Le profil des nouveaux élus qui ont réussi chacun à monter des startups florissantes dans le secteur digital tranche encore plus avec les têtes qui peuplent la classe politique et syndicale. Un milieu où des Amine Zarouk et Mehdi Alaoui ont toujours du mal à émerger sous le poids écrasant des dinosaures qui étouffent toute velléité de rajeunissement ou d’émancipation.  Comme peut-il en être autrement devant des Laenser, Lachgar et autres Benabdallah qui continuent à se cramponner à la chefferie comme une moule à son rocher, refusant d’insuffler une dynamique de changement qui permettrait à la jeune garde de prendre du grade pour exercer des responsabilités de premier plan. Dans cet univers sclérosé à coups de politique politicienne et de petits intérêts étriqués, le sang neuf et les idées nouvelles sont combattues, considérés comme une menace directe pour un certain ordre ou désordre établi.   

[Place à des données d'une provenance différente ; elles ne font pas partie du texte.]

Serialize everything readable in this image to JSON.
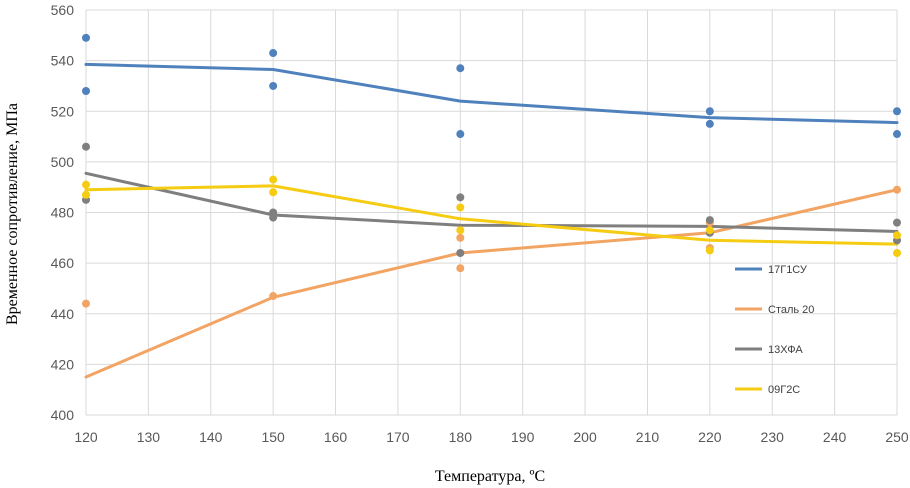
{
  "chart_data": {
    "type": "line",
    "xlabel": "Температура, ºC",
    "ylabel": "Временное сопротивление, МПа",
    "xlim": [
      120,
      250
    ],
    "ylim": [
      400,
      560
    ],
    "xticks": [
      120,
      130,
      140,
      150,
      160,
      170,
      180,
      190,
      200,
      210,
      220,
      230,
      240,
      250
    ],
    "yticks": [
      400,
      420,
      440,
      460,
      480,
      500,
      520,
      540,
      560
    ],
    "grid": true,
    "legend_position": "right",
    "series": [
      {
        "name": "17Г1СУ",
        "color": "#4f81bd",
        "line": [
          [
            120,
            538.5
          ],
          [
            150,
            536.5
          ],
          [
            180,
            524
          ],
          [
            220,
            517.5
          ],
          [
            250,
            515.5
          ]
        ],
        "points": [
          [
            120,
            549
          ],
          [
            120,
            528
          ],
          [
            150,
            543
          ],
          [
            150,
            530
          ],
          [
            180,
            537
          ],
          [
            180,
            511
          ],
          [
            220,
            520
          ],
          [
            220,
            515
          ],
          [
            250,
            520
          ],
          [
            250,
            511
          ]
        ]
      },
      {
        "name": "Сталь 20",
        "color": "#f2a463",
        "line": [
          [
            120,
            415
          ],
          [
            150,
            446.5
          ],
          [
            180,
            464
          ],
          [
            220,
            472
          ],
          [
            250,
            489
          ]
        ],
        "points": [
          [
            120,
            444
          ],
          [
            150,
            447
          ],
          [
            180,
            470
          ],
          [
            180,
            458
          ],
          [
            220,
            476
          ],
          [
            220,
            466
          ],
          [
            250,
            489
          ]
        ]
      },
      {
        "name": "13ХФА",
        "color": "#7f7f7f",
        "line": [
          [
            120,
            495.5
          ],
          [
            150,
            479
          ],
          [
            180,
            475
          ],
          [
            220,
            474.5
          ],
          [
            250,
            472.5
          ]
        ],
        "points": [
          [
            120,
            506
          ],
          [
            120,
            485
          ],
          [
            150,
            480
          ],
          [
            150,
            478
          ],
          [
            180,
            486
          ],
          [
            180,
            464
          ],
          [
            220,
            477
          ],
          [
            220,
            472
          ],
          [
            250,
            476
          ],
          [
            250,
            469
          ]
        ]
      },
      {
        "name": "09Г2С",
        "color": "#f5cc11",
        "line": [
          [
            120,
            489
          ],
          [
            150,
            490.5
          ],
          [
            180,
            477.5
          ],
          [
            220,
            469
          ],
          [
            250,
            467.5
          ]
        ],
        "points": [
          [
            120,
            491
          ],
          [
            120,
            487
          ],
          [
            150,
            493
          ],
          [
            150,
            488
          ],
          [
            180,
            482
          ],
          [
            180,
            473
          ],
          [
            220,
            473
          ],
          [
            220,
            465
          ],
          [
            250,
            471
          ],
          [
            250,
            464
          ]
        ]
      }
    ]
  }
}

Ce n’est pas avec un tel immobilisme politique consolidé par des erreurs de casting à la pelle que le Royaume peut devenir une startup nation.

Résultat : Plusieurs années, voire des décennies passent sans que les jeunes, glorifiés juste dans les discours, ne soient encouragés à prendre la relève.  Résultat : ceux qui refusent de céder leur fauteuil quitte à vieillir dedans   volent en quelque sorte les mandats de leurs cadets condamnés ainsi à la marginalisation, alors que la sagesse acquise avec le temps devrait pourtant inciter ces résistants à l’alternance de passer la main avant d’être chassés d’un coup pied… Il est normal que dans ces conditions les jeunes désertent la politique et refusent de s’engager…Pas de quoi s’étonner. L’offre politique existante n’est pas attrayante pour eux et la situation est d’autant plus désespérante que les multiples plaidoyers royaux pour opérer un rajeunissement du personnel et de l’action politiques sont restés vains jusqu’ici.    

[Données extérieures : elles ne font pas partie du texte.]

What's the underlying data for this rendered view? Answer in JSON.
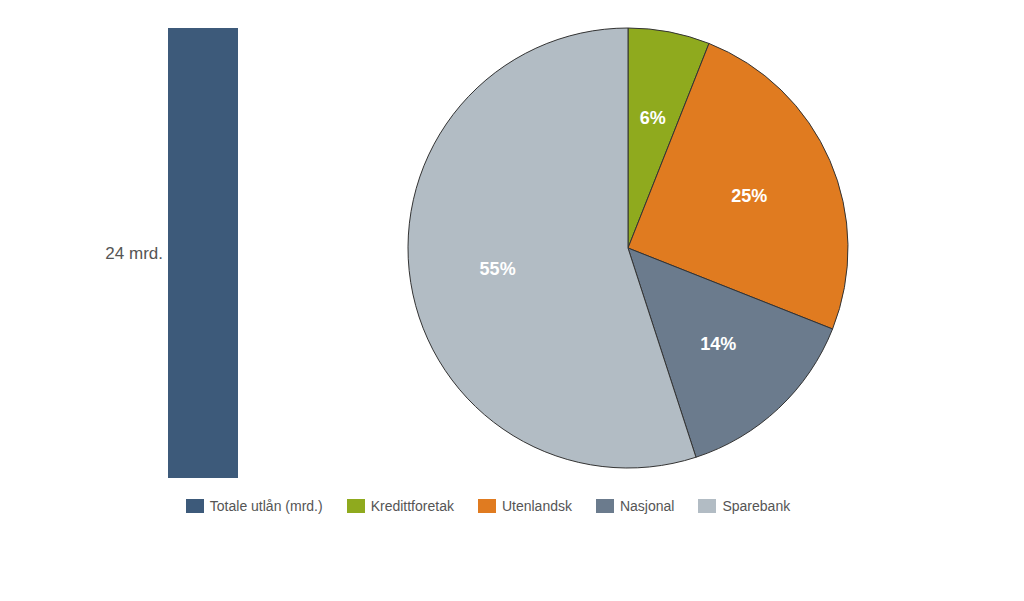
{
  "chart_data": [
    {
      "type": "bar",
      "categories": [
        null
      ],
      "series": [
        {
          "name": "Totale utlån (mrd.)",
          "color": "#3d5a7a",
          "values": [
            24
          ],
          "value_labels": [
            "24 mrd."
          ]
        }
      ],
      "ylim": [
        0,
        24
      ],
      "tick_labels": false,
      "data_labels": true
    },
    {
      "type": "pie",
      "categories": [
        "Kredittforetak",
        "Utenlandsk",
        "Nasjonal",
        "Sparebank"
      ],
      "values": [
        6,
        25,
        14,
        55
      ],
      "value_labels": [
        "6%",
        "25%",
        "14%",
        "55%"
      ],
      "colors": [
        "#8faa1e",
        "#e07b20",
        "#6b7b8d",
        "#b2bcc4"
      ],
      "data_labels": true,
      "legend": "bottom"
    }
  ]
}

Prenez par exemple un parti comme le Mouvement Populaire. Depuis l’indépendance du Maroc, soit cinq décennies ou même plus, il n’a connu bizarrement comme chefs que Mahjoubi Aherdane et Mohand Laenser. Le premier a régné sur le parti depuis 1957 jusqu’à 2006 tandis que le second est à 77 ans toujours aux commandes. Évidemment, le Mouvement souffre de cette gérontocratie qui rime avec léthargie et blocages.

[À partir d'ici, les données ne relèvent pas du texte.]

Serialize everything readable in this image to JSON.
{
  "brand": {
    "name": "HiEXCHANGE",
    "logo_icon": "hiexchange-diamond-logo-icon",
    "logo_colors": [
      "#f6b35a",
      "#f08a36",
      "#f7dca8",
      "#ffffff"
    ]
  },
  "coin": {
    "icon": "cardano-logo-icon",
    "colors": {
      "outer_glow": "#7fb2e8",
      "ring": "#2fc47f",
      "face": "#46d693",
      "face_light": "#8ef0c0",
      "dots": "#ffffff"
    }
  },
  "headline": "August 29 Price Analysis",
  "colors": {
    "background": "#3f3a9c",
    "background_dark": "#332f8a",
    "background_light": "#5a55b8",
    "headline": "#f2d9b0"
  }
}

On peut dire autant de l’USFP, du PPS et les autres dont les chefs, une fois propulsés aux commandes, rechignent à jouer la carte de la transparence et de la démocratie. Les Laenser, Lachgar et Benabdallah battent tous les records de la longévité politique, cédant très rarement le pouvoir de leur propre chef, souvent contraints à le faire sous la pression de la base au terme de congrès houleux. Cette situation est également à l’origine des scissions en série qui ont marqué le paysage partisan national, dont elle a contribué au saucissonnage en l’encombrant d’une multitude de boutiques politiques inutiles qui n’ont de différent que les sigles ronflants. Ce qui est cocasse c’est que le nouveau leader sécessionniste, qui généralement n’a rien d’un jeune charismatique ni d’un démocrate convaincu, reproduit les réflexes du vieux chef honni alors qu’il est censé agir en rupture totale avec ses méthodes décriées. C’est ainsi que le Maroc s’est retrouvé avec une classe politique impotente, inerte qui à force de compromissions et de manœuvres d’un autre âge a perdu toute crédibilité aux yeux des citoyens. On dit que les leaders politiques, les vrais, font rêver. Au Maroc, les politiciens dans leur majorité sont tristes à faire pleurer. À commencer par le Premier ministre Saaeddine Al Othmani où la jeunesse marocaine énergique et ambitieuse a du mal à se reconnaître. Une chose est sûre : Ce n’est pas avec un tel immobilisme politique consolidé par des erreurs de casting à la pelle que le Royaume peut devenir une startup nation. Restons optimiste et formulons le vœu que l’hirondelle APEBI fera le printemps marocain.